Android Updates with New Permissions

Permissions, the system by which apps declare which hardware or special functions they wish to use, are getting a huge overhaul in the next version of Android, codenamed 'M'. Full details can be found here, with a slightly more palatable version here. This may or may not make developers more aware of the impact of the APIs they use, declare, and how users view, care or don't care about how apps use the hardware and special functions of their Android devices. Certainly a recent published vulnerability within Stagefright (an Android component) has given Android security the unwanted spotlight yet again, so both enterprise and home users alike may be getting more wary, we can only hope. I wrote about the need for a better security patching system for Android 15 months ago, and nothing has changed, it is still a problem given the Stagefright vulnerability.

However, with the current system of permissions declaration in play for a number of months yet before 'M' is released, and perhaps even longer given the slow roll-out of new versions of Android across manufacture and carrier variants, here's some examples of how permissions should and shouldn't be dealt with! Android users will know that in some app updates, developers add features which require them to use extra permissions, and these are displayed to the user at update time.


Case 1

Here's an example from a voicemail app, which for some reason now wants extra permissions from no less than 9 different categories:



When developers publish app updates, they are encouraged to give proper release notes, explaining what has changed in the new version. Here is the accompanying text:




They seem like mainly fixes, improvements to existing features, and that's about it. So why all the new permissions? Why should I be happy, as a user, to suddenly allow this app to get much more of the content and functionality within my device? I contacted the developer, and the response below seems to suggest they were forced into declaring all these permissions just to add badge support for the app's icon in the various launchers.

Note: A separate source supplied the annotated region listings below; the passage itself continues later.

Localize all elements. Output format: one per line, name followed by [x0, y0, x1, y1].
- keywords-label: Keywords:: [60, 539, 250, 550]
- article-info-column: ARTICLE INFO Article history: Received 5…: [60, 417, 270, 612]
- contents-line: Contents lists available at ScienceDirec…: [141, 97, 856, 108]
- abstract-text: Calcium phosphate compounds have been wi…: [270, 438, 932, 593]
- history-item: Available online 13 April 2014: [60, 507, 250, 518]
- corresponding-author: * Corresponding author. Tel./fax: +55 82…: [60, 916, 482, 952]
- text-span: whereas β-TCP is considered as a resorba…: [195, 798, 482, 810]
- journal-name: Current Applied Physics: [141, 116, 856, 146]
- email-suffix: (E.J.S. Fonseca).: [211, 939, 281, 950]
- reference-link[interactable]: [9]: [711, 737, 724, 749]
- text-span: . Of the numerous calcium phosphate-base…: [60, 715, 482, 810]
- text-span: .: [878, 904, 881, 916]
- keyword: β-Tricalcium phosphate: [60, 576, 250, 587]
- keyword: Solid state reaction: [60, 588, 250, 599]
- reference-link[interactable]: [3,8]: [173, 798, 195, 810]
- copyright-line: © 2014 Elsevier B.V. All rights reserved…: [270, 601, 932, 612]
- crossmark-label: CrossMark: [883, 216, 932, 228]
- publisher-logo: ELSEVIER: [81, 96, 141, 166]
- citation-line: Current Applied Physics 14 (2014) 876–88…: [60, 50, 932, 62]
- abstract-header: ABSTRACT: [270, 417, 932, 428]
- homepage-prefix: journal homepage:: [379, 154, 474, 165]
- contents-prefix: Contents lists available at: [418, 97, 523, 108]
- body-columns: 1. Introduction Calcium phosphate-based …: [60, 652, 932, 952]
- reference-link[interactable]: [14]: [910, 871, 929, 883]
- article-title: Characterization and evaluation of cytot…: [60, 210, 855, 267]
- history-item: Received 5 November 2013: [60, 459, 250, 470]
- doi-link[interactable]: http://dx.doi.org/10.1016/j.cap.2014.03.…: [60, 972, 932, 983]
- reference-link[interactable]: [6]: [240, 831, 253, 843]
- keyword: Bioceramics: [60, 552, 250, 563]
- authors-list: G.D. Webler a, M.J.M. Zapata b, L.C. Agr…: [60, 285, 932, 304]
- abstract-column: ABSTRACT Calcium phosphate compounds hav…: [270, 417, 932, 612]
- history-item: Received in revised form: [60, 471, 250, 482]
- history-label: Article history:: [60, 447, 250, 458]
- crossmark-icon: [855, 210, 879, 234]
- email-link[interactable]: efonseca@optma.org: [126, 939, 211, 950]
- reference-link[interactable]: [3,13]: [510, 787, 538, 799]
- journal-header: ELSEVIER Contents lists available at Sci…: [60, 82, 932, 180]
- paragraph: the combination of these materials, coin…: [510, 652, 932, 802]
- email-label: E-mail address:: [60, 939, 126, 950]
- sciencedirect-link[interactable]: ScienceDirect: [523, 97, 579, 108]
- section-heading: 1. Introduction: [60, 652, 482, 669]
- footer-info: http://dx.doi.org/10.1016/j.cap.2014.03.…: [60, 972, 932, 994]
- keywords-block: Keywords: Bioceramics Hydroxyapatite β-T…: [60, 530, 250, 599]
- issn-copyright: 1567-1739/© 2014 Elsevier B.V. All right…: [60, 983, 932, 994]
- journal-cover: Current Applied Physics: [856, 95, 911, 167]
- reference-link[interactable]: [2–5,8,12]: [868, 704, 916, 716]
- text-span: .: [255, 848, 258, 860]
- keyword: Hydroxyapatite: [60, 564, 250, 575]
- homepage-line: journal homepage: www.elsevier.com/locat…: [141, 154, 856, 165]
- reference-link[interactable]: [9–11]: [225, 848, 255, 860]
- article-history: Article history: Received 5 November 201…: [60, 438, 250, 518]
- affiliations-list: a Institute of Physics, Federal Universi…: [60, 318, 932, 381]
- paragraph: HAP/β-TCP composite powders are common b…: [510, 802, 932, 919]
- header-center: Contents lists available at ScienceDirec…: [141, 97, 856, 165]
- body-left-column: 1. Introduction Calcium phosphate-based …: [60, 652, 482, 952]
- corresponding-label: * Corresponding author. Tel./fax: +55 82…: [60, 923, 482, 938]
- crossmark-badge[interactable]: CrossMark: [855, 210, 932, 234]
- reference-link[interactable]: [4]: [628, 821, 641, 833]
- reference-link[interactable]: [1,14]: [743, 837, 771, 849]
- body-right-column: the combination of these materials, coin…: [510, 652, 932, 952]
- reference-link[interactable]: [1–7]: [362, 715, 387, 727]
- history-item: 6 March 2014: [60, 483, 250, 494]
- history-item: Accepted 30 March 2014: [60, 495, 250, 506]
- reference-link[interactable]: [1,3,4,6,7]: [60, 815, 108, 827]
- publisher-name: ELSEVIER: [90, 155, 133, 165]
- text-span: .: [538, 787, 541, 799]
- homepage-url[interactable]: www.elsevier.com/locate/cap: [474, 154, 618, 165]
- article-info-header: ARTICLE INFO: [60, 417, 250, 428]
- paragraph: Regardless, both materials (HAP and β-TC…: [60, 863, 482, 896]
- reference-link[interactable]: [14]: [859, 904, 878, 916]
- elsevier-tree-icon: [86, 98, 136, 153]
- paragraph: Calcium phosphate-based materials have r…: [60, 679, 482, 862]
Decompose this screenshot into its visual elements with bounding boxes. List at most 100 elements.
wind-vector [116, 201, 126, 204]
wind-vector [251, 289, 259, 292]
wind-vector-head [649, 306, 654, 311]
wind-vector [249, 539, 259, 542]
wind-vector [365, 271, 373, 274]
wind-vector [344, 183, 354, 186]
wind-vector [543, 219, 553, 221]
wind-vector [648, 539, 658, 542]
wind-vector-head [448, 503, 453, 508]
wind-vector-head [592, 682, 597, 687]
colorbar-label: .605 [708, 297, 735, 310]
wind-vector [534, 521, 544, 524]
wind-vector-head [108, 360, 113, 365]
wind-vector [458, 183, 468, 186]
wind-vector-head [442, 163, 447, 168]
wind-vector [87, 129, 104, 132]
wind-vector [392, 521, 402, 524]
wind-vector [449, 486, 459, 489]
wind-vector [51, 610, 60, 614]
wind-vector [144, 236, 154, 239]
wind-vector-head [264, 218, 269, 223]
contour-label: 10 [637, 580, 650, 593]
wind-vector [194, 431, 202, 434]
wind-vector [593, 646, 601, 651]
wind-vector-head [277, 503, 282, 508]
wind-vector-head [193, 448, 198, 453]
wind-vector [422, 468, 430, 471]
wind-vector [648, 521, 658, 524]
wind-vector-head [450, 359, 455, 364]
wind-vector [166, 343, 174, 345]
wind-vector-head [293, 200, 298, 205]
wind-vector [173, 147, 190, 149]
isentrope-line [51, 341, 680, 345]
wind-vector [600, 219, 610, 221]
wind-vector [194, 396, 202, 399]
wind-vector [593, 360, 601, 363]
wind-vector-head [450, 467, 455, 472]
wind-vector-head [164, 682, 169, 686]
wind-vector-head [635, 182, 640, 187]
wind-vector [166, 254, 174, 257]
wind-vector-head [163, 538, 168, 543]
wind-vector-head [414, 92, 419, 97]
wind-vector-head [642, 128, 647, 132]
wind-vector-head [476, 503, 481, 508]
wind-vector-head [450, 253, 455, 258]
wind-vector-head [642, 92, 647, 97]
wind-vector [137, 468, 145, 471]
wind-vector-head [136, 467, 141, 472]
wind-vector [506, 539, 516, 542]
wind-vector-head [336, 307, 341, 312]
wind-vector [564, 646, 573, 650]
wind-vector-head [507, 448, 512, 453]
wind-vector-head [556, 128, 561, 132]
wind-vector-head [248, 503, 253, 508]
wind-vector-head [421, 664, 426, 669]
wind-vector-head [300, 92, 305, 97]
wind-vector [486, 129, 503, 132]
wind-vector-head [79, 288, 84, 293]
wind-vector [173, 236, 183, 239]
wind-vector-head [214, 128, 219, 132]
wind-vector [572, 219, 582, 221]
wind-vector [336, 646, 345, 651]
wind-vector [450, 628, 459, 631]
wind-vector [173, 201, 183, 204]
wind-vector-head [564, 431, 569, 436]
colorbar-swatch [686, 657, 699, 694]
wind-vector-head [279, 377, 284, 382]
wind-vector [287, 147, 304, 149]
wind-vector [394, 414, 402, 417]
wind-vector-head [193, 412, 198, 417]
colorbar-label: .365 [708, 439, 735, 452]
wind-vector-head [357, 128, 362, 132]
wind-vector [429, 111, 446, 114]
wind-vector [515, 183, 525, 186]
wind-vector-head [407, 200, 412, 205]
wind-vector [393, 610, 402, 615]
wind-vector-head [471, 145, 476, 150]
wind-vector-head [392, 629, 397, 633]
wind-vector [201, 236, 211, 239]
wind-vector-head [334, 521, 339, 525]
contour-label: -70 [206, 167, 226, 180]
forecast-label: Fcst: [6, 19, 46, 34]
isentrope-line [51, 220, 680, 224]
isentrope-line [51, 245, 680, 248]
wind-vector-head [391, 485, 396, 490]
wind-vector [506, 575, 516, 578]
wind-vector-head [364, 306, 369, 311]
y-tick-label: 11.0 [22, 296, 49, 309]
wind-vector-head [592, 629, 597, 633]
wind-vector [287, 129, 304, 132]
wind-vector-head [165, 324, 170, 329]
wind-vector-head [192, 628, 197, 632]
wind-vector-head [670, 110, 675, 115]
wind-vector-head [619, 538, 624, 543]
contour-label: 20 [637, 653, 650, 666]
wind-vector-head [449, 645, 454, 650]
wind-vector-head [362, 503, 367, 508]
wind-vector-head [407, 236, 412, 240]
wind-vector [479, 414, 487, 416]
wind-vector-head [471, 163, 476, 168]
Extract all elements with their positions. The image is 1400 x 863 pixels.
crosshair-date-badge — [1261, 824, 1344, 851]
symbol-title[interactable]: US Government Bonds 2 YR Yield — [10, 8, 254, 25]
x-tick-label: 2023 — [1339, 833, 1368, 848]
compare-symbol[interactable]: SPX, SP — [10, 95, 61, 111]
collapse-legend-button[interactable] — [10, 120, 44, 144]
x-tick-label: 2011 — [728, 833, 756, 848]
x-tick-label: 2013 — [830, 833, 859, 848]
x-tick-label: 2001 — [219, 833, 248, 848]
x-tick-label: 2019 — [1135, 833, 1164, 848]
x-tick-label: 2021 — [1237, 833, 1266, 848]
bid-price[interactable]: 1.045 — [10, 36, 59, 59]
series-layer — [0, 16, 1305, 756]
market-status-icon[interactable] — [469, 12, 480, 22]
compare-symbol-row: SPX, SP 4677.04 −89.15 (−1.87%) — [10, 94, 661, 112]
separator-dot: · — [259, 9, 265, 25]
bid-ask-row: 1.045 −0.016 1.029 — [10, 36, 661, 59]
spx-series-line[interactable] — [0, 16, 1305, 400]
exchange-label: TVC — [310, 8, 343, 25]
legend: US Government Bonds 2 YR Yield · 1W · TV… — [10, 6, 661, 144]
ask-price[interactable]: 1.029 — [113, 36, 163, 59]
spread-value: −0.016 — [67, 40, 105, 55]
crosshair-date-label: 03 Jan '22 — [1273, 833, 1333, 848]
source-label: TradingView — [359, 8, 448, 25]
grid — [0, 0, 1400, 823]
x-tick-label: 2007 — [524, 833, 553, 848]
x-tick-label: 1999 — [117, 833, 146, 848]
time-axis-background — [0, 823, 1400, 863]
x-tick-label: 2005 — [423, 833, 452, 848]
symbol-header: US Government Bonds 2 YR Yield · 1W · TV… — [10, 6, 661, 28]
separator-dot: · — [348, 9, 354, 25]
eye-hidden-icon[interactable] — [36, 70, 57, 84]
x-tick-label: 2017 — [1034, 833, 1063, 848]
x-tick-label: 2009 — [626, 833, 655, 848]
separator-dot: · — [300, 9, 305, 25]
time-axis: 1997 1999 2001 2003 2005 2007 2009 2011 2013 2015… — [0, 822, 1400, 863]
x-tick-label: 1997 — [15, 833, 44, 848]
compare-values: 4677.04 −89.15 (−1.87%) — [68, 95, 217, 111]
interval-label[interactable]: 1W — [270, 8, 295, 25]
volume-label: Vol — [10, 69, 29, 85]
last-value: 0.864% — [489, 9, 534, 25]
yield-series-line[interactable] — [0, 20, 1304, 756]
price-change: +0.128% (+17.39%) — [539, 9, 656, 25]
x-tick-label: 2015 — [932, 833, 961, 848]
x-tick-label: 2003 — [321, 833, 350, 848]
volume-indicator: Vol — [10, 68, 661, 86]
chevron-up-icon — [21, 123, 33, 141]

"Unfortunately we had to add them in order to set the badge counters but they are ALL related to that and are specific to different launchers from various manufacturers and third parties."

This may or may not seem appropriate to you. most apps asking for further permissions are usually legitimate, and sometimes Android will put developers in a corner with certain APIs and permission. However, it would have been far better to include reference to this in the release notes.

Case 2

Here is an altogether better example. This is a password management app, which itself was in the news for a breach last month, but takes a different approach. Here's the app update, and the new permissions it wants to declare:


Not as many as the voicemail app, granted, but still permissions I might be interested in if the privacy of my location is very important to me. Let's see what the release notes say:


A full list of new features, with new permissions called out where they are needed. Much better, more transparent, and the users understands why they are required. Furthermore, for extra credit there is a link at the bottom which follows through to their website, where every single permission used by the app is described in detail, not just the new ones.

 

Now, if I didn't want the app to use the new permissions, I only have one choice; don't install the update. This becomes tricky if I want other new features of fixes, as a user I can't be granular. However, as previously described, the new version of Android, 'M', is due to make significant improvements to the granular control and to the user experience of being notified that apps are using certain hardware or software functions.

And finally...

Whilst we're on the topic of app updates, a special mention has to go to Shifty Jelly for their Pocket Casts release notes. They do the job of describing new features and permissions required, but also include some great humour at the same time, always amusing!